American sportscaster

George Blaha (born March 26, 1945) is an American broadcaster. He has been the radio and television play-by-play voice of the Detroit Pistons since the 1976–77 NBA season.

Blaha is the lead play-by-play man on FanDuel Sports Network, also doing radio play-by-play during nationally televised games in place of the Pistons' regular radio play-by-play man Mark Champion. He was also the play-by-play voice of the Michigan State Spartans football team.

==Early life==
Blaha was born in Detroit, Michigan, and grew up in Marshalltown, Iowa before moving to Grayling, Michigan at age thirteen. He earned a bachelor's degree in economics from the University of Notre Dame in 1966 and an MBA from the University of Michigan.

==Career==

Before the 1976–1977 season, Blaha succeeded Don Howe on WJR's radio broadcast of the Pistons, and announced his first NBA game from Cobo Arena on October 23, 1976, teaming with Tom Hemingway. He has had a variety of color analysts including former Detroit Pistons players John Mengelt, Dave Bing, Vinnie Johnson, Kelly Tripucka, Bill Laimbeer, Rick Mahorn, and current partner Greg Kelser.

Blaha has coined several phrases to describe the action on the court including: "from behind the long line" or "the long gun" to describe a 3-point shot, and his signature call "count that baby and a foul" for a Pistons basket made while the shooter is fouled.

In 2002, Blaha was the recipient of the Ty Tyson Award for Excellence in Sports Broadcasting, awarded by the Detroit Sports Media Association.
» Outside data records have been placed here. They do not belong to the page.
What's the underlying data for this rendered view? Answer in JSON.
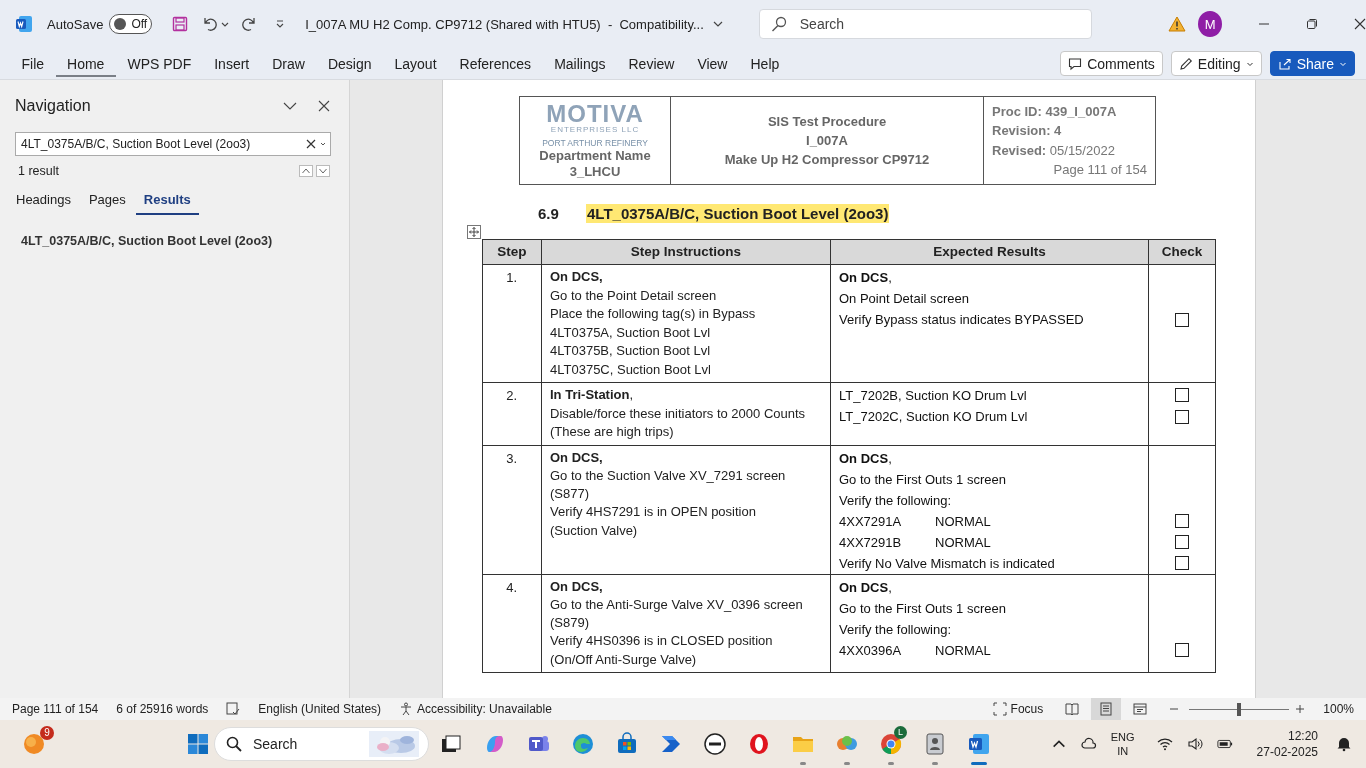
{
  "titlebar": {
    "autosave_label": "AutoSave",
    "autosave": {
      "on": false,
      "label": "Off"
    },
    "document_title": "I_007A MU H2 Comp. CP9712 (Shared with HTU5)  -  Compatibility...",
    "search": {
      "placeholder": "Search"
    },
    "avatar": "M"
  },
  "ribbon": {
    "tabs": [
      {
        "label": "File",
        "selected": false
      },
      {
        "label": "Home",
        "selected": true
      },
      {
        "label": "WPS PDF",
        "selected": false
      },
      {
        "label": "Insert",
        "selected": false
      },
      {
        "label": "Draw",
        "selected": false
      },
      {
        "label": "Design",
        "selected": false
      },
      {
        "label": "Layout",
        "selected": false
      },
      {
        "label": "References",
        "selected": false
      },
      {
        "label": "Mailings",
        "selected": false
      },
      {
        "label": "Review",
        "selected": false
      },
      {
        "label": "View",
        "selected": false
      },
      {
        "label": "Help",
        "selected": false
      }
    ],
    "comments": "Comments",
    "editing": "Editing",
    "share": "Share"
  },
  "navigation": {
    "title": "Navigation",
    "search": {
      "value": "4LT_0375A/B/C, Suction Boot Level (2oo3)"
    },
    "result_count": "1 result",
    "tabs": [
      {
        "label": "Headings",
        "selected": false
      },
      {
        "label": "Pages",
        "selected": false
      },
      {
        "label": "Results",
        "selected": true
      }
    ],
    "results": [
      "4LT_0375A/B/C, Suction Boot Level (2oo3)"
    ]
  },
  "document": {
    "header": {
      "logo": "MOTIVA",
      "logo_sub": "ENTERPRISES LLC",
      "site": "PORT ARTHUR REFINERY",
      "department": "Department Name",
      "unit": "3_LHCU",
      "title_lines": [
        "SIS Test Procedure",
        "I_007A",
        "Make Up H2 Compressor CP9712"
      ],
      "proc_lines": [
        "**Proc ID: 439_I_007A**",
        "**Revision: 4**",
        "**Revised:** 05/15/2022"
      ],
      "page": "Page 111 of 154"
    },
    "section": {
      "number": "6.9",
      "title": "4LT_0375A/B/C, Suction Boot Level (2oo3)",
      "highlighted": true
    },
    "table": {
      "columns": [
        "Step",
        "Step Instructions",
        "Expected Results",
        "Check"
      ],
      "rows": [
        {
          "step": "1.",
          "instructions": [
            {
              "kind": "bold",
              "text": "On DCS,"
            },
            {
              "kind": "text",
              "text": "Go to the Point Detail screen"
            },
            {
              "kind": "text",
              "text": "Place the following tag(s) in Bypass"
            },
            {
              "kind": "text",
              "text": "4LT0375A, Suction Boot Lvl"
            },
            {
              "kind": "text",
              "text": "4LT0375B, Suction Boot Lvl"
            },
            {
              "kind": "text",
              "text": "4LT0375C, Suction Boot Lvl"
            }
          ],
          "results": [
            {
              "text": "**On DCS**,"
            },
            {
              "text": "On Point Detail screen"
            },
            {
              "text": "Verify Bypass status indicates BYPASSED",
              "checked": false
            }
          ]
        },
        {
          "step": "2.",
          "instructions": [
            {
              "kind": "text",
              "text": "**In Tri-Station**,"
            },
            {
              "kind": "text",
              "text": "Disable/force these initiators to 2000 Counts"
            },
            {
              "kind": "text",
              "text": "(These are high trips)"
            }
          ],
          "results": [
            {
              "text": "LT_7202B, Suction KO Drum Lvl",
              "checked": false
            },
            {
              "text": "LT_7202C, Suction KO Drum Lvl",
              "checked": false
            }
          ]
        },
        {
          "step": "3.",
          "instructions": [
            {
              "kind": "bold",
              "text": "On DCS,"
            },
            {
              "kind": "text",
              "text": "Go to the Suction Valve XV_7291 screen (S877)"
            },
            {
              "kind": "text",
              "text": "Verify 4HS7291 is in OPEN position"
            },
            {
              "kind": "text",
              "text": "(Suction Valve)"
            }
          ],
          "results": [
            {
              "text": "**On DCS**,"
            },
            {
              "text": "Go to the First Outs 1 screen"
            },
            {
              "text": "Verify the following:"
            },
            {
              "text": "4XX7291A",
              "status": "NORMAL",
              "checked": false
            },
            {
              "text": "4XX7291B",
              "status": "NORMAL",
              "checked": false
            },
            {
              "text": "Verify No Valve Mismatch is indicated",
              "checked": false
            }
          ]
        },
        {
          "step": "4.",
          "instructions": [
            {
              "kind": "bold",
              "text": "On DCS,"
            },
            {
              "kind": "text",
              "text": "Go to the Anti-Surge Valve XV_0396 screen (S879)"
            },
            {
              "kind": "text",
              "text": "Verify 4HS0396 is in CLOSED position"
            },
            {
              "kind": "text",
              "text": "(On/Off Anti-Surge Valve)"
            }
          ],
          "results": [
            {
              "text": "**On DCS**,"
            },
            {
              "text": "Go to the First Outs 1 screen"
            },
            {
              "text": "Verify the following:"
            },
            {
              "text": "4XX0396A",
              "status": "NORMAL",
              "checked": false
            }
          ]
        }
      ]
    }
  },
  "status_bar": {
    "page": "Page 111 of 154",
    "words": "6 of 25916 words",
    "language": "English (United States)",
    "accessibility": "Accessibility: Unavailable",
    "focus": "Focus",
    "views": [
      {
        "kind": "read",
        "selected": false
      },
      {
        "kind": "print",
        "selected": true
      },
      {
        "kind": "web",
        "selected": false
      }
    ],
    "zoom": {
      "level": 0.5,
      "label": "100%"
    }
  },
  "taskbar": {
    "weather_badge": "9",
    "search": {
      "placeholder": "Search"
    },
    "apps": [
      {
        "kind": "taskview"
      },
      {
        "kind": "copilot"
      },
      {
        "kind": "teams"
      },
      {
        "kind": "edge"
      },
      {
        "kind": "store"
      },
      {
        "kind": "automate"
      },
      {
        "kind": "dell"
      },
      {
        "kind": "opera"
      },
      {
        "kind": "folder",
        "running": true,
        "active": false
      },
      {
        "kind": "people",
        "running": true,
        "active": false
      },
      {
        "kind": "chrome",
        "running": true,
        "active": false,
        "badge": "L"
      },
      {
        "kind": "contact",
        "running": true,
        "active": false
      },
      {
        "kind": "word",
        "running": true,
        "active": true
      }
    ],
    "language": "ENG",
    "region": "IN",
    "time": "12:20",
    "date": "27-02-2025"
  }
}
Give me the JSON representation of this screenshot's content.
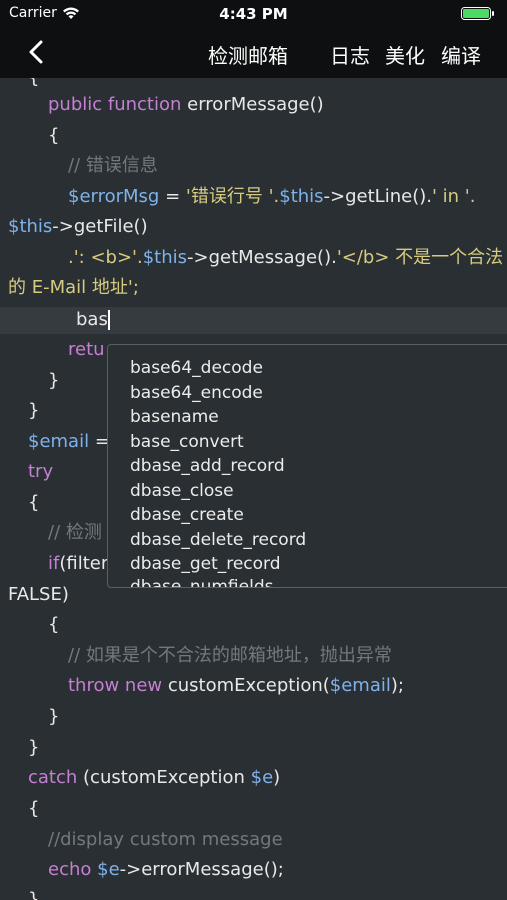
{
  "status": {
    "carrier": "Carrier",
    "time": "4:43 PM"
  },
  "nav": {
    "back_icon": "chevron-left-icon",
    "title": "检测邮箱",
    "links": [
      "日志",
      "美化",
      "编译"
    ]
  },
  "code": {
    "l1": {
      "kw": "public function",
      "txt": " errorMessage()"
    },
    "l2": "{",
    "l3": "// 错误信息",
    "l4": {
      "var": "$errorMsg",
      "eq": " = ",
      "s1": "'错误行号 '.",
      "this": "$this",
      "call": "->getLine().",
      "s2": "' in '."
    },
    "l5": {
      "this": "$this",
      "call": "->getFile()"
    },
    "l6": {
      "s1": ".': <b>'.",
      "this": "$this",
      "call": "->getMessage().",
      "s2": "'</b> 不是一个合法"
    },
    "l7": "的 E-Mail 地址';",
    "l8": "bas",
    "l9": "retu",
    "l10": "}",
    "l11": "}",
    "l12": {
      "var": "$email",
      "txt": " ="
    },
    "l13": "try",
    "l14": "{",
    "l15": "// 检测",
    "l16": {
      "kw": "if",
      "txt": "(filter"
    },
    "l17": "FALSE)",
    "l18": "{",
    "l19": "// 如果是个不合法的邮箱地址，抛出异常",
    "l20": {
      "kw": "throw new",
      "txt": " customException(",
      "var": "$email",
      "end": ");"
    },
    "l21": "}",
    "l22": "}",
    "l23": {
      "kw": "catch",
      "txt": " (customException ",
      "var": "$e",
      "end": ")"
    },
    "l24": "{",
    "l25": "//display custom message",
    "l26": {
      "kw": "echo",
      "var": " $e",
      "txt": "->errorMessage();"
    }
  },
  "autocomplete": [
    "base64_decode",
    "base64_encode",
    "basename",
    "base_convert",
    "dbase_add_record",
    "dbase_close",
    "dbase_create",
    "dbase_delete_record",
    "dbase_get_record",
    "dbase_numfields"
  ],
  "colors": {
    "background": "#2a2f33",
    "keyword": "#c57fd3",
    "variable": "#7fb2ea",
    "string": "#d6cb7f",
    "comment": "#717880"
  }
}
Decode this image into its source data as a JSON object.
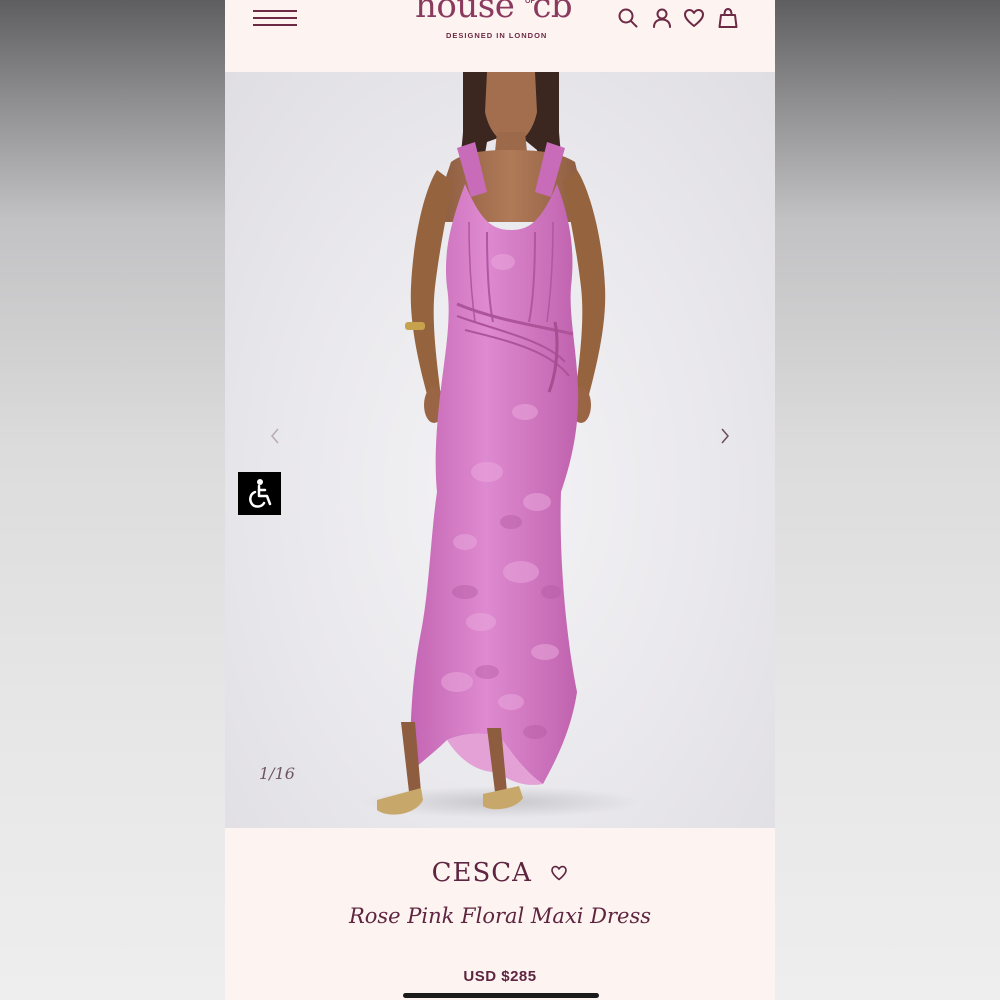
{
  "header": {
    "menu_icon": "hamburger-menu-icon",
    "logo_text": "house",
    "logo_of": "OF",
    "logo_initials": "cb",
    "logo_tagline": "DESIGNED IN LONDON",
    "icons": [
      "search-icon",
      "account-icon",
      "wishlist-heart-icon",
      "shopping-bag-icon"
    ]
  },
  "gallery": {
    "counter": "1/16",
    "prev_icon": "chevron-left-icon",
    "next_icon": "chevron-right-icon",
    "accessibility_icon": "accessibility-icon"
  },
  "product": {
    "name": "CESCA",
    "description": "Rose Pink Floral Maxi Dress",
    "price": "USD $285"
  },
  "colors": {
    "brand": "#8a3a5e",
    "text": "#5e2540",
    "page_background": "#fdf3f1",
    "dress": "#d47cc4"
  }
}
In 2008, he was elected to the Michigan Sports Hall of Fame and was inducted on September 13, 2010.

In addition to Pistons games, Blaha is the radio voice of the Michigan State Spartans football team. He was the voice of Michigan State Spartans men's basketball during the 2000–2001 season.

Blaha also does Detroit area TV and radio commercials for several companies. He is an active member of the Detroit Sports Media Association, founded in 1948 by pioneer Detroit Tigers announcer Ty Tyson.

==Personal life==
Blaha lives in Troy, Michigan with his wife Mary.